We all know that the first taste means the most!  What do you do to get that first bite hook with your readers?

This is tricky, and something I’m still struggling with. Instinct says to start with some action, but that only works in a visual medium. When it comes to the written word, you must have the reader care about the character before you can get them to care about any action they’re involved in. So admittedly my stories start off slow. I try to build an air of mystery, even in ordinary situations, but I’m not sure how well it comes across. What’s frustrating is that the best part of A Spark Ignites happens 75% into the book, but I can’t really advertise it without ruining the book for people, no can I lead with it, because it wouldn’t feel earned. Ultimately the best way to hook a reader is probably a cool cover. Sad, I know, but we all judge a book by the cover, whether we admit it or not.

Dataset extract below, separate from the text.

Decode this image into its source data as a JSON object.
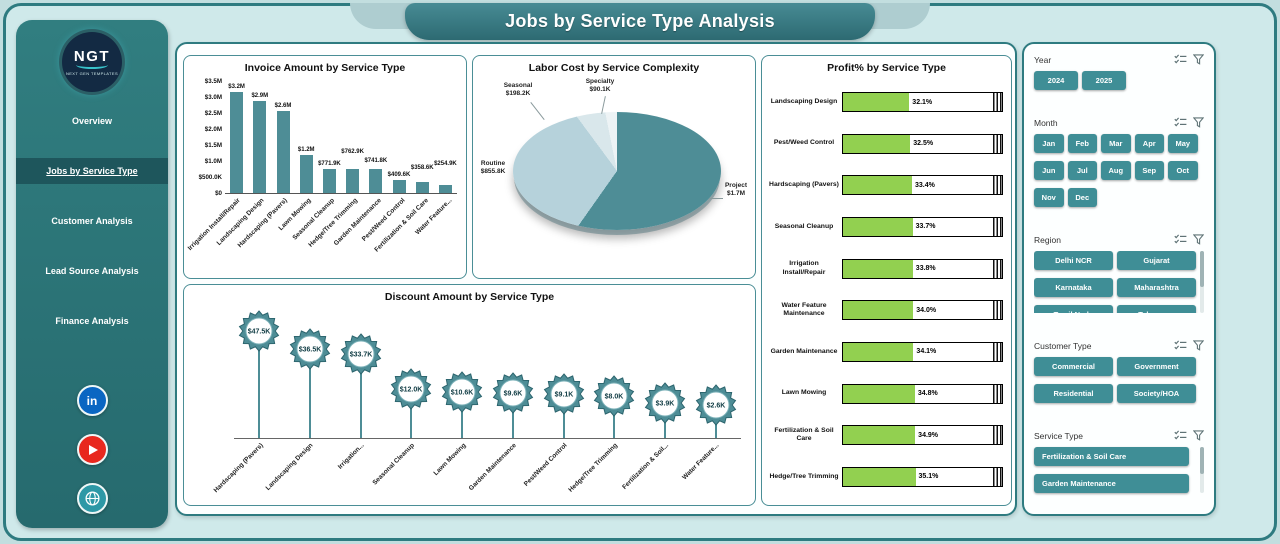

The most important of questions: Cake or pie?

I’d say cake. Unless the pie was of the pizza variety.

Finally, if you could give one piece of advice to aspiring literary chefs out there, what would it be?

The hardest part of writing is motivation. Sometimes you just sit there not feeling like writing. And that’s ok. You’ll hear folks say you have to write every day, but that isn’t true. But you should be writing more days than not. If you realize you haven’t written at all this week, and its Wednesday, then force yourself to write. Just don’t make yourself crazy. In writing, there are no hard and fast rules. Do what works for you. Set yourself a goal, and stick to it. Maybe 1,000 words a day for five days a week. In three months, you’ll have a finished first draft. But the most important advice I can give is always accept criticism graciously, and use it to improve your writing. Nothing is worse than a defensive writer who attacks the readers.